Selain itu, Budiawan juga menjelaskan bahwa pemberian stigma kepada orang PKI dan keluarganya terjadi secara terstruktur, sistematis dan masif. Indikasinya adalah terjadinya pembunuhan di berbagai daerah dengan jumlah korban yang besar. Pelakunya bukan hanya dari kalangan militer, tetapi juga sipil.
“Yang menarik dari kejadian ini adalah para algojo menceritakan bagaimana mereka membunuh bukan hanya menuturkan secara runtut, tetapi juga dengan bangga,” komentar Budiawan setelah menonton film ini.
Sedangkan yang menjadi moderator dalam diskusi ini adalah Gunawan Budi Susanto. Ia merupakan seorang aktivitis yang ayahnya dibunuh pada tahun 1965 karena dituduh komunis. “Ketika tahun 1965, Bengawan Solo penuh dengan mayat yang terhanyut. Ada yang tanpa kepala, tanpa tangan, tanpa kaki, bahkan hanya kepala saja.
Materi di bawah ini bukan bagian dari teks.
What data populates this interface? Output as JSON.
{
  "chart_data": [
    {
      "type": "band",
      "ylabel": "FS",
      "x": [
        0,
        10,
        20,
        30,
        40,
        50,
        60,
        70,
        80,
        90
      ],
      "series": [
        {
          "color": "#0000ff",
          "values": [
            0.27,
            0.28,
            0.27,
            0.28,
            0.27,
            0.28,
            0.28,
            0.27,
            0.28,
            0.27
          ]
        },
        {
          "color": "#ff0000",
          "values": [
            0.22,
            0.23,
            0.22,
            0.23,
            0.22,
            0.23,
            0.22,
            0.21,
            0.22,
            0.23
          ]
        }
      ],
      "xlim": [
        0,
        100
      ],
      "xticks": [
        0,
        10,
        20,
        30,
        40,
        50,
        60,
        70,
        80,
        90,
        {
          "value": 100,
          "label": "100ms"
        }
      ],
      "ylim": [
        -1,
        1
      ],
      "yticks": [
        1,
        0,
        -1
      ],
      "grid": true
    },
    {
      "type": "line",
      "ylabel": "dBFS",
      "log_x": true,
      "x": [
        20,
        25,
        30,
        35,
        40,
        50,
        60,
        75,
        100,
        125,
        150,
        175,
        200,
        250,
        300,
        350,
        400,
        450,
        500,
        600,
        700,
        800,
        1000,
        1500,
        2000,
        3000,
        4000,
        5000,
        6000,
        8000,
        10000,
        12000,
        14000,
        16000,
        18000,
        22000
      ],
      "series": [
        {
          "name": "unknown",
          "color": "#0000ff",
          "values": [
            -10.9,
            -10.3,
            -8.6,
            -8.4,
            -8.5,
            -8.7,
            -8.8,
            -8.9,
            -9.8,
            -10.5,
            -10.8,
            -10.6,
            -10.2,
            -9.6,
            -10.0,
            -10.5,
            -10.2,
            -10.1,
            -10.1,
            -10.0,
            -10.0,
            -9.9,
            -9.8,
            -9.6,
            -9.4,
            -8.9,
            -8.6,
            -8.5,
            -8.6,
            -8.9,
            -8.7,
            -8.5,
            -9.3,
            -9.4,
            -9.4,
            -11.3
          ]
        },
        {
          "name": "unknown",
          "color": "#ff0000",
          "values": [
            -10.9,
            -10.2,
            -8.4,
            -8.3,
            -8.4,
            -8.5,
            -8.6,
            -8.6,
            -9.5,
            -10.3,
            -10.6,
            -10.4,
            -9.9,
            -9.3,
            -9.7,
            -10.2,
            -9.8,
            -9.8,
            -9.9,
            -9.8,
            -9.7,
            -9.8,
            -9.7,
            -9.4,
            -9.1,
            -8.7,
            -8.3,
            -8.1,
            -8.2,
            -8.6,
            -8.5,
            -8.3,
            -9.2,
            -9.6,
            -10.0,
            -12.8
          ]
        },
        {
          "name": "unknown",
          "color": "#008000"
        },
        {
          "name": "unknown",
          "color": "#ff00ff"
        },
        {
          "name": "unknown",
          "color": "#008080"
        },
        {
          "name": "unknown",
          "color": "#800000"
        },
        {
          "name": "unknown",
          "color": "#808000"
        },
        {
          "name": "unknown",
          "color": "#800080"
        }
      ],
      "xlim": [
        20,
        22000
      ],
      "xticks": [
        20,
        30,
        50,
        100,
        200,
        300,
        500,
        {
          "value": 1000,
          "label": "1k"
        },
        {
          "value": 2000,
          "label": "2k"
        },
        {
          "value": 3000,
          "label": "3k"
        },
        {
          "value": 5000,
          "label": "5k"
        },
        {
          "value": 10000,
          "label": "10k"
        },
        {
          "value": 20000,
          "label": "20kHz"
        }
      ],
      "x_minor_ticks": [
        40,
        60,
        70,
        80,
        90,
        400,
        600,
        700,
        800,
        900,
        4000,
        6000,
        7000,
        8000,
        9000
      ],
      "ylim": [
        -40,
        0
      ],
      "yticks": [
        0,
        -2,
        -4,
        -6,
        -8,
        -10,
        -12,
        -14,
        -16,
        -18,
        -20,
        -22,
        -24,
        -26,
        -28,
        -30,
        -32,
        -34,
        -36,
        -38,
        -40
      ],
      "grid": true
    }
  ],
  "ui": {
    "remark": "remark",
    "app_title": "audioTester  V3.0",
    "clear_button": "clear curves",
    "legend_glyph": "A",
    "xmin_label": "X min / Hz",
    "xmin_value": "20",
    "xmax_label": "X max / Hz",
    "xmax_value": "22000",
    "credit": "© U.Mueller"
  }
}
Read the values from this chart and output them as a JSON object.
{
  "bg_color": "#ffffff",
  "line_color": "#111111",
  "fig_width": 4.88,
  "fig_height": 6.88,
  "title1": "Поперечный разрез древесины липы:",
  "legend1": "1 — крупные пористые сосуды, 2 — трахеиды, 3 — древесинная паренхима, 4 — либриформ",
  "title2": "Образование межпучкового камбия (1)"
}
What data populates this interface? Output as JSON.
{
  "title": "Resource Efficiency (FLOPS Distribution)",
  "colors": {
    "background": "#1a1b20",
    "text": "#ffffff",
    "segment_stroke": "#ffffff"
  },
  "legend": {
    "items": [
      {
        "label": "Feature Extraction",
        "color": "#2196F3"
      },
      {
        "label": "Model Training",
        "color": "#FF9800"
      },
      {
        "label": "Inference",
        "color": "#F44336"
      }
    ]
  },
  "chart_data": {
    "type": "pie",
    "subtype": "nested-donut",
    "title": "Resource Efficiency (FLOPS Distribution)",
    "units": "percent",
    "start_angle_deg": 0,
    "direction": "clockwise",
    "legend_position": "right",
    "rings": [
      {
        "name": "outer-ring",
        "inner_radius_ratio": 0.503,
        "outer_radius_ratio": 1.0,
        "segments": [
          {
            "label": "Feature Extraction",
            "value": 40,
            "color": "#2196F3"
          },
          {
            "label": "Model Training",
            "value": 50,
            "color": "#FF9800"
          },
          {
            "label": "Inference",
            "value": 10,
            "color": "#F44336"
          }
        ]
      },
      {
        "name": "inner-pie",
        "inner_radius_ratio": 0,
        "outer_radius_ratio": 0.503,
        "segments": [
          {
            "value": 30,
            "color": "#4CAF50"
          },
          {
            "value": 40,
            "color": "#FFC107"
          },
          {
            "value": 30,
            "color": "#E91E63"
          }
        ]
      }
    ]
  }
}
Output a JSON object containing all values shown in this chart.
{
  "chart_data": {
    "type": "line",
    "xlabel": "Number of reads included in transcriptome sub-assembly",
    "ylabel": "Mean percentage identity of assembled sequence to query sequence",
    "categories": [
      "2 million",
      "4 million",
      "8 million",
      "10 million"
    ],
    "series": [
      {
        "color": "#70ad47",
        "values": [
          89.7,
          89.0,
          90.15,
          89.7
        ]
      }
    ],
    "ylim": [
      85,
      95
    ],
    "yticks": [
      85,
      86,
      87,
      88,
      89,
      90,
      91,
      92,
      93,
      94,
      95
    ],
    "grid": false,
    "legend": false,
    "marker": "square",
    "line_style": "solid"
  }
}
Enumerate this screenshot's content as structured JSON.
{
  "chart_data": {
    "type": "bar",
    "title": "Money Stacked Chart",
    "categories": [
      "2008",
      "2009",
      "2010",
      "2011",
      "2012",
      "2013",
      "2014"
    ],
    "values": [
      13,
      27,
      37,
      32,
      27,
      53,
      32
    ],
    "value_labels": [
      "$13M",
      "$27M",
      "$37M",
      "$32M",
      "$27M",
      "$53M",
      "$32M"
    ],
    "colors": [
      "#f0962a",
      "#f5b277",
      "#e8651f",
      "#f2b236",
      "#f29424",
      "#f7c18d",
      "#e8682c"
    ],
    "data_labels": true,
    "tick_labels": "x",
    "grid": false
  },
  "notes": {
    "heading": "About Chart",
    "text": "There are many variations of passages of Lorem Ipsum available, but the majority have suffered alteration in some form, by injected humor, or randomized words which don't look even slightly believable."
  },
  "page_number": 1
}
Dulu saya sering berdiri di tepi Bengawan Solo, menantikan siapa tahu saya bertemu wajah ayahnya,” kenang pria asal Cepu ini.
Acara ini adalah kerjasama antara KPS (Komunitas Pegiat Sejarah) Semarang, AJI Kota Semarang, eLSA, KOTA SMG, K*S, THC (The Heritage Coffee), dan RUANG-RABU PMLP Unika Soegijapranata. (teo)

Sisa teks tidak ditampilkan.